Vision: The CSU provides two vision plans for all eligible employees and their dependents. Employees who are eligible for
benefits will be automatically enrolled in the basic plan effective the 1st of the month after their hire date for staff, and beginning
of eligible semester for Faculty. Employees have 60 days from eligibility or hire date to enroll in the optional premier plan for a
fee.
* Note for Faculty: For Fall semester enrollees, medical, dental, and vision coverage is effective Oct. 1st for enrollment forms submitted by
Sept. 30th. Forms submitted in October (within the 60-day limit) will be effective Nov. 1st for medical, dental, and vision. For Spring semester
enrollees, medical, dental, and vision coverage is effective March 1st for enrollment forms submitted by Feb. 28th. Forms submitted in March
(within the 60-day limit) will be effective April 1st for medical, dental, and vision.

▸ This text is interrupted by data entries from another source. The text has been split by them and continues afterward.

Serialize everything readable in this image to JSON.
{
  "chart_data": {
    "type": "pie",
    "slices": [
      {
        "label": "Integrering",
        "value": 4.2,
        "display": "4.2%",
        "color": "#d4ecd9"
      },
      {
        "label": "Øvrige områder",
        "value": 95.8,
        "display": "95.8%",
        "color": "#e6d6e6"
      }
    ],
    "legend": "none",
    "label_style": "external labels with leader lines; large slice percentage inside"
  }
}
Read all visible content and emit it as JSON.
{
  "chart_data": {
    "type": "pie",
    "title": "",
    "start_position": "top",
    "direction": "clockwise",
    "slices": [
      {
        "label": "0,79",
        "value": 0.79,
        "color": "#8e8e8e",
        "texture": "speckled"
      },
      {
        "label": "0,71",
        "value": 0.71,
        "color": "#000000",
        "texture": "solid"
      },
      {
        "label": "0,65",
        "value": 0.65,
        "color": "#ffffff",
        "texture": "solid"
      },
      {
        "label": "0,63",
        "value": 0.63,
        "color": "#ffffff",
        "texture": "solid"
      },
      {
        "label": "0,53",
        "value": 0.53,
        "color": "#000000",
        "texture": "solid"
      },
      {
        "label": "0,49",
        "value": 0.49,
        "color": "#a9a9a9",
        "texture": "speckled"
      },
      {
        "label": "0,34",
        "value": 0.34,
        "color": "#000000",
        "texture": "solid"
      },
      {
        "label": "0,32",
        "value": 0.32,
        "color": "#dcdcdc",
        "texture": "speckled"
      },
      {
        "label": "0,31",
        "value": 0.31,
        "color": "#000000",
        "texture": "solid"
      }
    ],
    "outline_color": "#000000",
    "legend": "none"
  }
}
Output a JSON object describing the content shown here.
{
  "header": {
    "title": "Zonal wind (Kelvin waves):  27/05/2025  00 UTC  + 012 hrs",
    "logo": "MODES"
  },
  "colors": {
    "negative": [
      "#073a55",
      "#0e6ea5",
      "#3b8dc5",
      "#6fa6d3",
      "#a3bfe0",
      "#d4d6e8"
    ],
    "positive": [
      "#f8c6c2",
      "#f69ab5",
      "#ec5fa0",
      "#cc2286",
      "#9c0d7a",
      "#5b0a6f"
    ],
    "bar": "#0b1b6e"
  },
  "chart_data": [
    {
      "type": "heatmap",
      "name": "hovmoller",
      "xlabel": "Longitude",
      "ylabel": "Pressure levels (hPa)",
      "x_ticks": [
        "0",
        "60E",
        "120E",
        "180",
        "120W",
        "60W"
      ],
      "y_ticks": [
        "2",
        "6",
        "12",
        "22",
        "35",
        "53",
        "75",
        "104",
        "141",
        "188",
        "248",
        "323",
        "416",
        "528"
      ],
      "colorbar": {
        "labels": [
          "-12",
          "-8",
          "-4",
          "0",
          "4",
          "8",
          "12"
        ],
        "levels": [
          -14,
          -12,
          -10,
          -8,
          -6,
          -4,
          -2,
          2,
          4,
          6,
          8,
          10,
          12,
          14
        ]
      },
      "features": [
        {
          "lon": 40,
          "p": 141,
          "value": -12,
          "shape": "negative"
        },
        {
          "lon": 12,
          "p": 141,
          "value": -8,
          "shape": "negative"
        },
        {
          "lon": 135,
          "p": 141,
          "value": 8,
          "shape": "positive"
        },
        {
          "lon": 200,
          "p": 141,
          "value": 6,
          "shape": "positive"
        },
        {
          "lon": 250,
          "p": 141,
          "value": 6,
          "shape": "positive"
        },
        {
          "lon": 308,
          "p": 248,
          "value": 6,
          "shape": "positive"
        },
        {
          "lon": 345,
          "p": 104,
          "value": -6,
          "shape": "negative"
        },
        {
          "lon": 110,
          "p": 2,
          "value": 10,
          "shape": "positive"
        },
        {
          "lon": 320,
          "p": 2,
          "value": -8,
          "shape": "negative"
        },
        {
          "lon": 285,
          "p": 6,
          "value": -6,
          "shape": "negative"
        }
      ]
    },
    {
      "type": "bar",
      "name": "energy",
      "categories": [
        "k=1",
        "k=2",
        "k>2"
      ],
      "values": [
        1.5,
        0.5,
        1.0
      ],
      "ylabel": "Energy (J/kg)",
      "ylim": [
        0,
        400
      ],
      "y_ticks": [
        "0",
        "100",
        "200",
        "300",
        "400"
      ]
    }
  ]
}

I, understand that due to the different timelines for processing my benefit enrollment
elections, my health premium(s), Health Care Reimbursement, Dependent Care Reimbursement deduction(s) or cancellation of
Flex Cash, it may not be processed in a timely manner by the State Controller Office to reflect on my first pay warrant. I
understand I am responsible for paying the retroactive deduction(s) for the health, Health Care Reimbursement or Dependent
Care Reimbursement enrollment and/or cancellation of Flex Cash. Notification will be sent by Payroll Services and Benefits
upon establishment of an account receivable and will provide mutually agreed repayment option plans.
My signature below indicates I am aware of the possible retroactive health premium(s), Health Care Reimbursement,
Dependent Care Reimbursement or cancellation of Flex Cash account receivable and agree to repayment in a timely manner
based upon a mutually agreed payment option.